Petra dura come… bones

Ho molto amato i romanzi di Alicia Jimenes-Bartlett, la scrittrice spagnola che ha creato il personaggio di Petra Delicado, ispettrice della polizia di Barcellona dal carattere a forti contrasti come il suo nome: da una parte dura come la roccia, durezza esibita in ogni espressione, dall’altra sensibile, ma accuratamente nascosta. Così, come sempre, fedele al detto che “spesso il film fa rimpiangere il libro, e spesso il libro fa rimpiangere l’albero” solo dopo un po’ di settimane mi sono decisa a guardare la “Petra” di Paola Cortellesi nella serie di Netflix. Lo sfondo non è più – purtroppo – la Barcellona del mare e dei bar, delle ramblas e delle viette, ma una Genova un po’ cupa, elegante, fra carrugi e la gelida sede della polizia. Dove troviamo una altrettanto gelida e introversa Petra, al lavoro nell’archivio (per inciso, anche la sua casa è asettica e vuota, malgrado vi abbia traslocato da due anni). Un caso urgente di violenza la riporta sul campo, accanto o, per essere più precisi, a capo, al collega Antonio Monte. Il contrasto fra lo stile investigativo, il linguaggio, il comportamento dei due è ricalcato su quello della Petra originale con il suo Fermin, ma già dal primo episodio di intuisce che i rapporti diverranno via via più cordiali.
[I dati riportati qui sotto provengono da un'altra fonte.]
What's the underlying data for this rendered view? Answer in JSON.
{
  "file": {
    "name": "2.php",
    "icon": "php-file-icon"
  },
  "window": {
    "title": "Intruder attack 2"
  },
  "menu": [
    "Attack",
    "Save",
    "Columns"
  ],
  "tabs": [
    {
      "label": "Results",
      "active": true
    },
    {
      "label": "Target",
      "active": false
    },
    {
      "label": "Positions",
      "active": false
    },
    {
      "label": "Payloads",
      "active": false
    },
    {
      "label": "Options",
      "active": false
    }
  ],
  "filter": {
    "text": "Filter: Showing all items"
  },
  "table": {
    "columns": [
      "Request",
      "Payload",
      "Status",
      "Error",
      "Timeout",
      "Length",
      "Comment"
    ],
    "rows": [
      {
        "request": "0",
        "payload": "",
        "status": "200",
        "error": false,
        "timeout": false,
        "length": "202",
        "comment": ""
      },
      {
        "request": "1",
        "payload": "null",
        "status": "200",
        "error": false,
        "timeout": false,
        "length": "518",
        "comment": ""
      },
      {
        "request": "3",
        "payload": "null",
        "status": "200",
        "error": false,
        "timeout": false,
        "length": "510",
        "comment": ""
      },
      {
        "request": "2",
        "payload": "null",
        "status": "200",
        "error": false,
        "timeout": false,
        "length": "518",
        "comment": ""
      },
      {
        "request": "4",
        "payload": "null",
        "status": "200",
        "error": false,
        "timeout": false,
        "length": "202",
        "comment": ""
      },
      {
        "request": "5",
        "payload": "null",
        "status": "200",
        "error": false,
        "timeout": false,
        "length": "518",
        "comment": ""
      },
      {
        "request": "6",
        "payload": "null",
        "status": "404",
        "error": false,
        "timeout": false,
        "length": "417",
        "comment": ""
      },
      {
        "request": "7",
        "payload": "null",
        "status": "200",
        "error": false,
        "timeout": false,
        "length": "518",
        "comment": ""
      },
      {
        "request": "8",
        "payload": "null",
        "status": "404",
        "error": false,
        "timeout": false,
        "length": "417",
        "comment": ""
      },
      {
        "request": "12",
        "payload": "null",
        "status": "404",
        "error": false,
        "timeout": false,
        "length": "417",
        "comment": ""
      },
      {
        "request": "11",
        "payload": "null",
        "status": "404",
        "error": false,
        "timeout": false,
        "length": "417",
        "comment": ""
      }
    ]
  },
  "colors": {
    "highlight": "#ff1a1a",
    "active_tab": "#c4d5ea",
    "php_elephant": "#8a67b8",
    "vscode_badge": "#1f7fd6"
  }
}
Ascolti record per la serie hanno premiato Sky, e il talento della Cortellesi è evidente; in qualche modo però la sua caratterizzazione del personaggio mi ricorda un po’ la protagonista della serie televisiva Bones, Temperance (anche qui un nome, un programma), la antropologa forense dalla curiosa psicologia: disfunzionale, ha grossi problemi con le metafore, la empatia, incapace di esprimere i propri sentimenti tanto quanto di capire quelli di chi la circonda.